Luiken J J F P, Koonen D P Y, Coumans W A, Pelsers M M A L, Binas B, Bonen A, Glatz J F C
Department of Physiology, Cardiovascular Research Institute Maastricht (CARIM), Maastricht University, NL-6200 MD Maastricht, The Netherlands.
Lipids. 2003 Apr;38(4):491-6. doi: 10.1007/s11745-003-1089-6.

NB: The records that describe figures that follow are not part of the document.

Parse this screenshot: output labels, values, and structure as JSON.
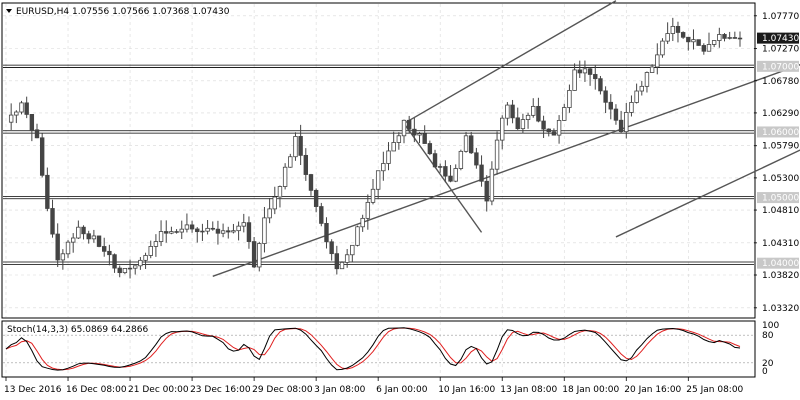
{
  "header": {
    "symbol": "EURUSD,H4",
    "ohlc": "1.07556 1.07566 1.07368 1.07430"
  },
  "oscillator": {
    "label": "Stoch(14,3,3) 65.0869 64.2866",
    "levels": [
      "100",
      "80",
      "20",
      "0"
    ],
    "k_color": "#000000",
    "d_color": "#e02020"
  },
  "colors": {
    "candle": "#444444",
    "grid": "#d8d8d8",
    "channel": "#555555",
    "level_badge": "#c8c8c8",
    "price_badge": "#1a1a1a"
  },
  "chart_data": {
    "type": "candlestick",
    "title": "EURUSD,H4",
    "ylim": [
      1.0318,
      1.0795
    ],
    "price_ticks": [
      "1.07770",
      "1.07270",
      "1.06780",
      "1.06290",
      "1.05790",
      "1.05300",
      "1.04810",
      "1.04310",
      "1.03820",
      "1.03320"
    ],
    "current_price": "1.07430",
    "horizontal_levels": [
      {
        "value": 1.07,
        "label": "1.07000"
      },
      {
        "value": 1.06,
        "label": "1.06000"
      },
      {
        "value": 1.05,
        "label": "1.05000"
      },
      {
        "value": 1.04,
        "label": "1.04000"
      }
    ],
    "date_ticks": [
      "13 Dec 2016",
      "16 Dec 08:00",
      "21 Dec 00:00",
      "23 Dec 16:00",
      "29 Dec 08:00",
      "3 Jan 08:00",
      "6 Jan 00:00",
      "10 Jan 16:00",
      "13 Jan 08:00",
      "18 Jan 00:00",
      "20 Jan 16:00",
      "25 Jan 08:00"
    ],
    "trendlines": [
      {
        "from": [
          40,
          1.038
        ],
        "to": [
          188,
          1.08
        ]
      },
      {
        "from": [
          118,
          1.044
        ],
        "to": [
          188,
          1.07
        ]
      },
      {
        "from": [
          77,
          1.0613
        ],
        "to": [
          92,
          1.0447
        ]
      },
      {
        "from": [
          77,
          1.0613
        ],
        "to": [
          118,
          1.08
        ]
      }
    ],
    "anchors": [
      {
        "i": 0,
        "price": 1.0615
      },
      {
        "i": 3,
        "price": 1.0645
      },
      {
        "i": 6,
        "price": 1.059
      },
      {
        "i": 8,
        "price": 1.048
      },
      {
        "i": 10,
        "price": 1.0405
      },
      {
        "i": 14,
        "price": 1.0455
      },
      {
        "i": 18,
        "price": 1.043
      },
      {
        "i": 22,
        "price": 1.0385
      },
      {
        "i": 26,
        "price": 1.0405
      },
      {
        "i": 30,
        "price": 1.0445
      },
      {
        "i": 34,
        "price": 1.0455
      },
      {
        "i": 38,
        "price": 1.045
      },
      {
        "i": 42,
        "price": 1.045
      },
      {
        "i": 46,
        "price": 1.046
      },
      {
        "i": 48,
        "price": 1.0395
      },
      {
        "i": 50,
        "price": 1.0465
      },
      {
        "i": 53,
        "price": 1.052
      },
      {
        "i": 56,
        "price": 1.059
      },
      {
        "i": 58,
        "price": 1.053
      },
      {
        "i": 61,
        "price": 1.046
      },
      {
        "i": 64,
        "price": 1.0395
      },
      {
        "i": 66,
        "price": 1.041
      },
      {
        "i": 69,
        "price": 1.047
      },
      {
        "i": 72,
        "price": 1.0535
      },
      {
        "i": 74,
        "price": 1.057
      },
      {
        "i": 77,
        "price": 1.0613
      },
      {
        "i": 80,
        "price": 1.0595
      },
      {
        "i": 83,
        "price": 1.055
      },
      {
        "i": 86,
        "price": 1.053
      },
      {
        "i": 89,
        "price": 1.059
      },
      {
        "i": 91,
        "price": 1.0555
      },
      {
        "i": 93,
        "price": 1.05
      },
      {
        "i": 95,
        "price": 1.059
      },
      {
        "i": 97,
        "price": 1.0645
      },
      {
        "i": 99,
        "price": 1.061
      },
      {
        "i": 102,
        "price": 1.064
      },
      {
        "i": 104,
        "price": 1.0605
      },
      {
        "i": 106,
        "price": 1.059
      },
      {
        "i": 108,
        "price": 1.064
      },
      {
        "i": 110,
        "price": 1.069
      },
      {
        "i": 112,
        "price": 1.07
      },
      {
        "i": 114,
        "price": 1.068
      },
      {
        "i": 117,
        "price": 1.063
      },
      {
        "i": 119,
        "price": 1.0605
      },
      {
        "i": 121,
        "price": 1.0645
      },
      {
        "i": 123,
        "price": 1.067
      },
      {
        "i": 125,
        "price": 1.07
      },
      {
        "i": 127,
        "price": 1.0735
      },
      {
        "i": 129,
        "price": 1.0755
      },
      {
        "i": 131,
        "price": 1.0745
      },
      {
        "i": 133,
        "price": 1.074
      },
      {
        "i": 135,
        "price": 1.072
      },
      {
        "i": 137,
        "price": 1.074
      },
      {
        "i": 139,
        "price": 1.0748
      },
      {
        "i": 141,
        "price": 1.0743
      }
    ]
  }
}
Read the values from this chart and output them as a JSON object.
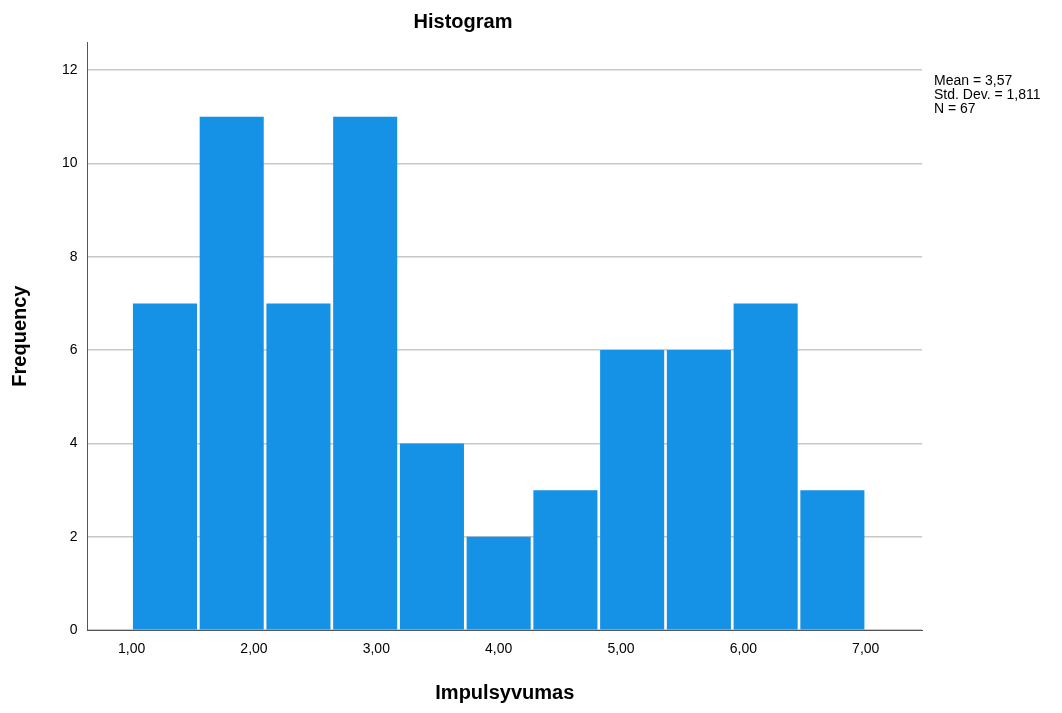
{
  "chart_data": {
    "type": "histogram",
    "title": "Histogram",
    "xlabel": "Impulsyvumas",
    "ylabel": "Frequency",
    "bins": [
      1,
      1.545,
      2.091,
      2.636,
      3.182,
      3.727,
      4.273,
      4.818,
      5.364,
      5.909,
      6.455,
      7
    ],
    "values": [
      7,
      11,
      7,
      11,
      4,
      2,
      3,
      6,
      6,
      7,
      3
    ],
    "color": "#1591e6",
    "xlim": [
      0.64,
      7.46
    ],
    "xticks": [
      {
        "value": 1,
        "label": "1,00"
      },
      {
        "value": 2,
        "label": "2,00"
      },
      {
        "value": 3,
        "label": "3,00"
      },
      {
        "value": 4,
        "label": "4,00"
      },
      {
        "value": 5,
        "label": "5,00"
      },
      {
        "value": 6,
        "label": "6,00"
      },
      {
        "value": 7,
        "label": "7,00"
      }
    ],
    "ylim": [
      0,
      12.6
    ],
    "yticks": [
      0,
      2,
      4,
      6,
      8,
      10,
      12
    ],
    "grid": "y",
    "legend": false,
    "annotations": [
      "Mean = 3,57",
      "Std. Dev. = 1,811",
      "N = 67"
    ]
  }
}
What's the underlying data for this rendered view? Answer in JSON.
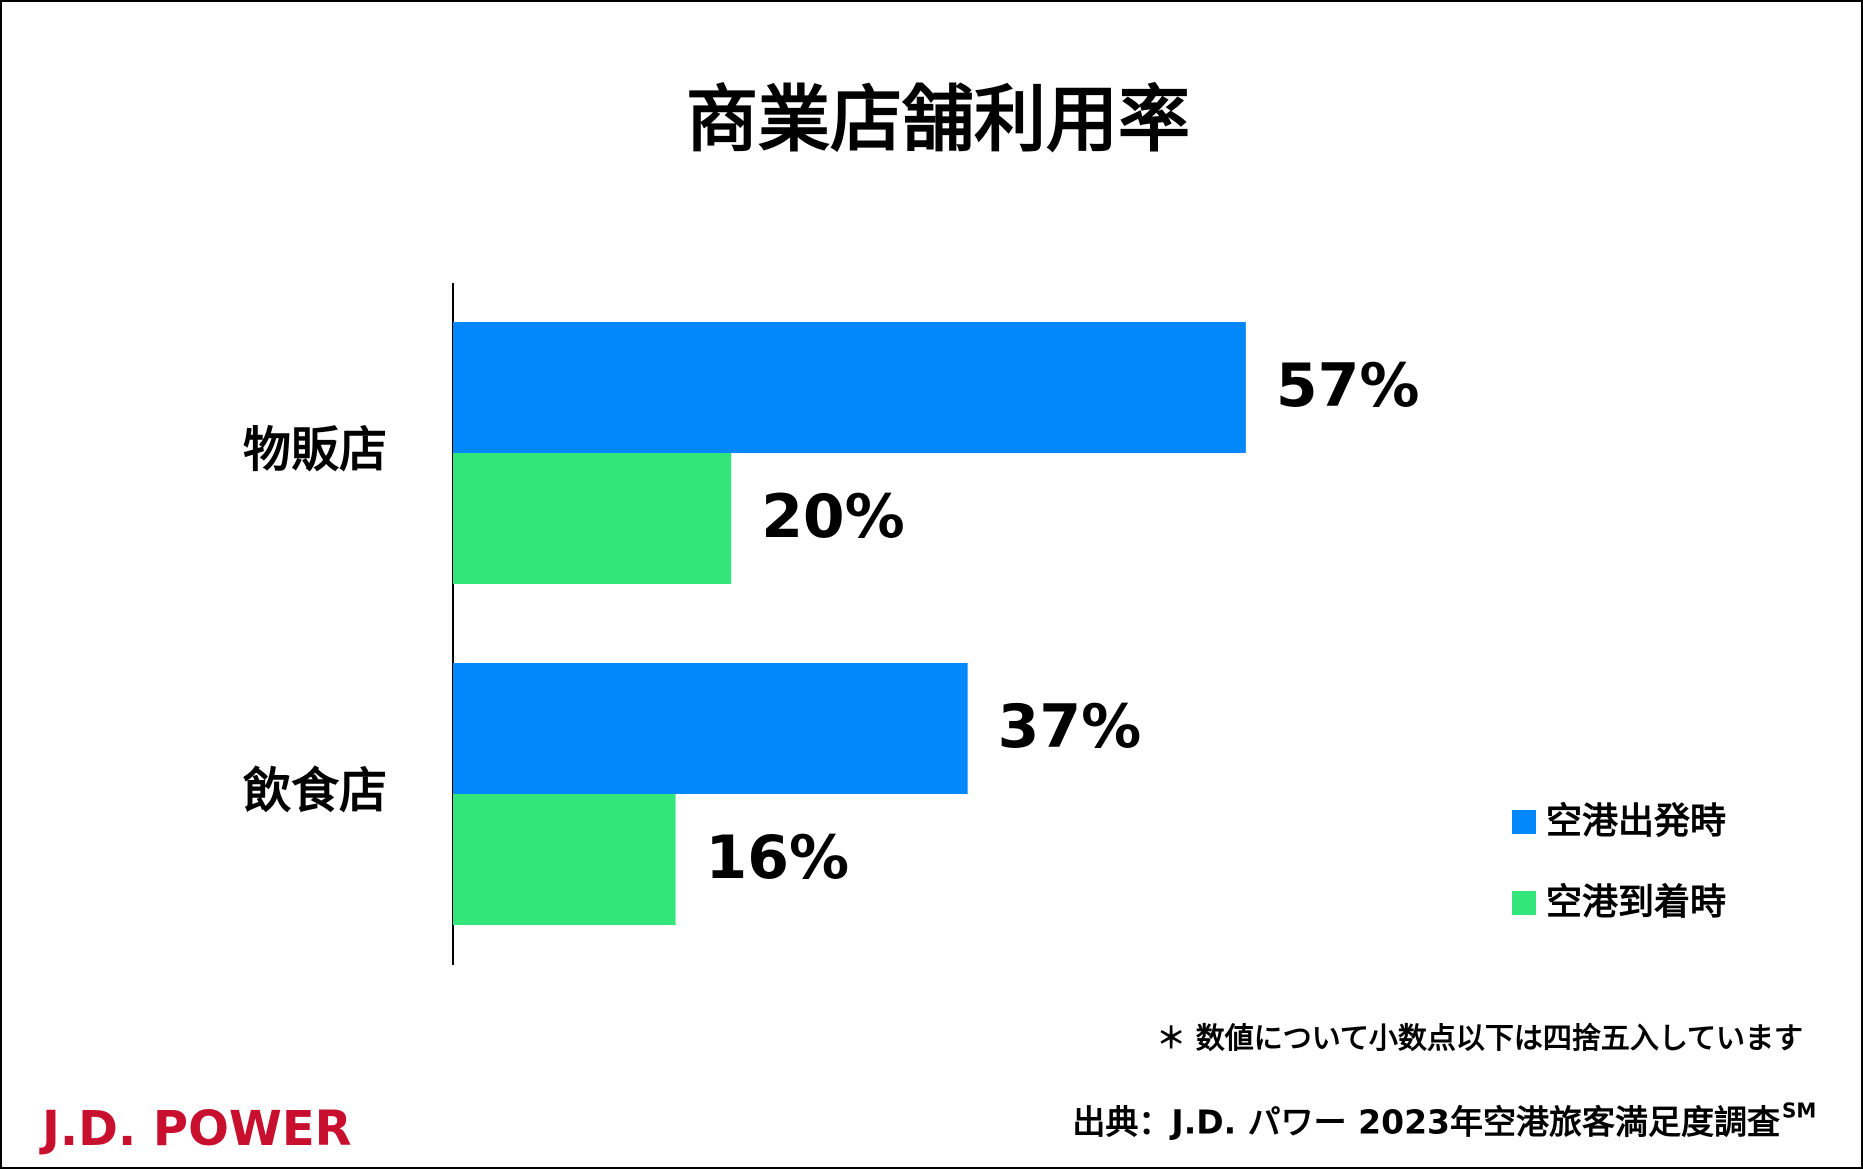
{
  "chart_data": {
    "type": "hbar",
    "title": "商業店舗利用率",
    "categories": [
      "物販店",
      "飲食店"
    ],
    "series": [
      {
        "name": "空港出発時",
        "color": "#0388fc",
        "values": [
          57,
          37
        ],
        "value_labels": [
          "57%",
          "37%"
        ]
      },
      {
        "name": "空港到着時",
        "color": "#33e67a",
        "values": [
          20,
          16
        ],
        "value_labels": [
          "20%",
          "16%"
        ]
      }
    ],
    "xlim": [
      0,
      100
    ],
    "legend": "right",
    "footnote": "＊ 数値について小数点以下は四捨五入しています",
    "source": "出典：J.D. パワー 2023年空港旅客満足度調査",
    "source_mark": "SM",
    "logo": "J.D. POWER"
  }
}
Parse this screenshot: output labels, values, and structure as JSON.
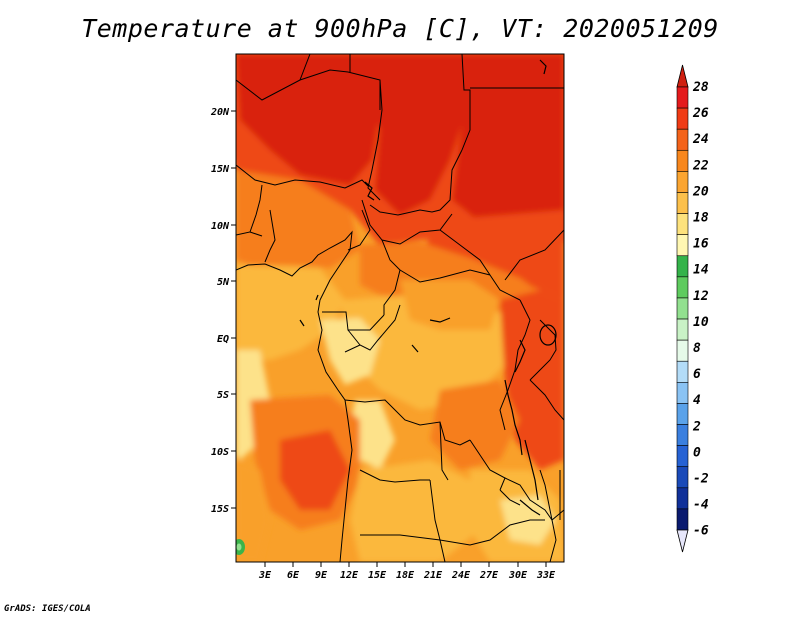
{
  "title": "Temperature at 900hPa [C], VT: 2020051209",
  "credit": "GrADS: IGES/COLA",
  "map": {
    "lat_labels": [
      "20N",
      "15N",
      "10N",
      "5N",
      "EQ",
      "5S",
      "10S",
      "15S"
    ],
    "lon_labels": [
      "3E",
      "6E",
      "9E",
      "12E",
      "15E",
      "18E",
      "21E",
      "24E",
      "27E",
      "30E",
      "33E"
    ]
  },
  "colorbar": {
    "labels": [
      "28",
      "26",
      "24",
      "22",
      "20",
      "18",
      "16",
      "14",
      "12",
      "10",
      "8",
      "6",
      "4",
      "2",
      "0",
      "-2",
      "-4",
      "-6"
    ],
    "colors": [
      "#e41a1c",
      "#f03b15",
      "#f4631a",
      "#f8871d",
      "#fba531",
      "#fcc04b",
      "#fde27d",
      "#fff7b2",
      "#34b34a",
      "#5ecb5e",
      "#92e08f",
      "#c9f2c6",
      "#e6fae9",
      "#b3dcf8",
      "#8ac3f4",
      "#5aa2ea",
      "#3a7fdf",
      "#2662d4",
      "#1a4ab9",
      "#103099",
      "#0a1a6f"
    ],
    "top_arrow_color": "#cf1f10",
    "bottom_arrow_color": "#e6e6fa"
  },
  "colors": {
    "dark_red": "#d9230f",
    "red_orange": "#ee4a12",
    "orange": "#f67e1c",
    "light_orange": "#f9a02a",
    "amber": "#fbb83c",
    "pale_yellow": "#fde28a",
    "green": "#3cb44a"
  }
}
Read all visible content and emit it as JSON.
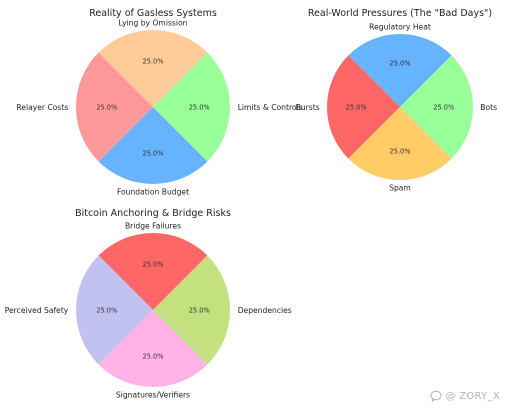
{
  "chart_data": [
    {
      "type": "pie",
      "title": "Reality of Gasless Systems",
      "categories": [
        "Lying by Omission",
        "Relayer Costs",
        "Foundation Budget",
        "Limits & Controls"
      ],
      "values": [
        25.0,
        25.0,
        25.0,
        25.0
      ],
      "value_labels": [
        "25.0%",
        "25.0%",
        "25.0%",
        "25.0%"
      ],
      "colors": [
        "#ffcc99",
        "#ff9999",
        "#66b3ff",
        "#99ff99"
      ],
      "start_angle": 45,
      "direction": "counterclockwise"
    },
    {
      "type": "pie",
      "title": "Real-World Pressures (The \"Bad Days\")",
      "categories": [
        "Regulatory Heat",
        "Bursts",
        "Spam",
        "Bots"
      ],
      "values": [
        25.0,
        25.0,
        25.0,
        25.0
      ],
      "value_labels": [
        "25.0%",
        "25.0%",
        "25.0%",
        "25.0%"
      ],
      "colors": [
        "#66b3ff",
        "#ff6666",
        "#ffcc66",
        "#99ff99"
      ],
      "start_angle": 45,
      "direction": "counterclockwise"
    },
    {
      "type": "pie",
      "title": "Bitcoin Anchoring & Bridge Risks",
      "categories": [
        "Bridge Failures",
        "Perceived Safety",
        "Signatures/Verifiers",
        "Dependencies"
      ],
      "values": [
        25.0,
        25.0,
        25.0,
        25.0
      ],
      "value_labels": [
        "25.0%",
        "25.0%",
        "25.0%",
        "25.0%"
      ],
      "colors": [
        "#ff6666",
        "#c2c2f0",
        "#ffb3e6",
        "#c4e17f"
      ],
      "start_angle": 45,
      "direction": "counterclockwise"
    }
  ],
  "watermark": {
    "text": "@ ZORY_X",
    "icon": "chat-bubble-icon",
    "color": "#b3b3b3"
  }
}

Previous studies with cardiac myocytes from homozygous heart-type fatty acid (FA)-binding protein (H-FABP) -/- mice have indicated that this intracellular receptor protein for long-chain FA is involved in the cellular uptake of these substrates. Based on the knowledge that muscle FA uptake is a process highly sensitive to regulation by hormonal and mechanical stimuli, we studied whether H-FABP would play a role in this regulation. A suitable model system to answer this question is provided by H-FABP +/- mice, because in hindlimb muscles the content of H-FABP was measured to be 34% compared to wild-type mice. In these H-FABP +/- skeletal muscles, just as in H-FABP -/- muscles, contents of FA transporters, i.e., 43-kDa FABPpm and 88-kDa FAT/CD36, were similar compared to wild-type muscles, excluding possible compensatory mechanisms at the sarcolemmal level. Palmitate uptake rates were measured in giant vesicles prepared from hindlimb muscles of H-FABP -/-, H-FABP +/-, and H-FABP +/+ mice. For comparison, giant vesicles were isolated from liver, the tissue of which expresses a distinct type of FABP (i.e., L-FABP). Whereas in H-FABP -/- skeletal muscle FA uptake was reduced by 42-45%, FA uptake by H-FABP +/- skeletal muscle was not different from that in wild-type mice. In contrast, in liver from H-FABP -/- and from H-FABP +/- mice, FA uptake was not altered compared to wild-type animals, indicating that changes in FA uptake are restricted to H-FABP expressing tissues. It is concluded that H-FABP plays an important, yet merely permissive, role in FA uptake into muscle tissues.
先前对纯合子心脏型脂肪酸(FA)结合蛋白(H-FABP)基因敲除小鼠心肌细胞的研究表明,这种长链FA的细胞内受体蛋白参与了这些底物的细胞摄取过程。基于肌肉FA摄取是一个对激素和机械刺激调节高度敏感的过程这一认识,我们研究了H-FABP是否会在这种调节中发挥作用。H-FABP基因杂合小鼠为回答这个问题提供了一个合适的模型系统,因为在后肢肌肉中,与野生型小鼠相比,H-FABP的含量经测定为34%。在这些H-FABP基因杂合的骨骼肌中,与H-FABP基因敲除的肌肉一样,FA转运蛋白(即43-kDa FABPpm和88-kDa FAT/CD36)的含量与野生型肌肉相比相似,排除了肌膜水平可能的代偿机制。在从H-FABP基因敲除、H-FABP基因杂合和H-FABP基因野生型小鼠后肢肌肉制备的巨大囊泡中测量了棕榈酸摄取率。作为比较,从肝脏分离出巨大囊泡,肝脏组织表达一种不同类型的FABP(即L-FABP)。虽然在H-FABP基因敲除的骨骼肌中FA摄取减少了42%-45%,但H-FABP基因杂合的骨骼肌中的FA摄取与野生型小鼠没有差异。相反,在H-FABP基因敲除和H-FABP基因杂合小鼠的肝脏中,与野生型动物相比,FA摄取没有改变,这表明FA摄取的变化仅限于表达H-FABP的组织。结论是,H-FABP在FA摄取到肌肉组织中起着重要但仅仅是允许性的作用。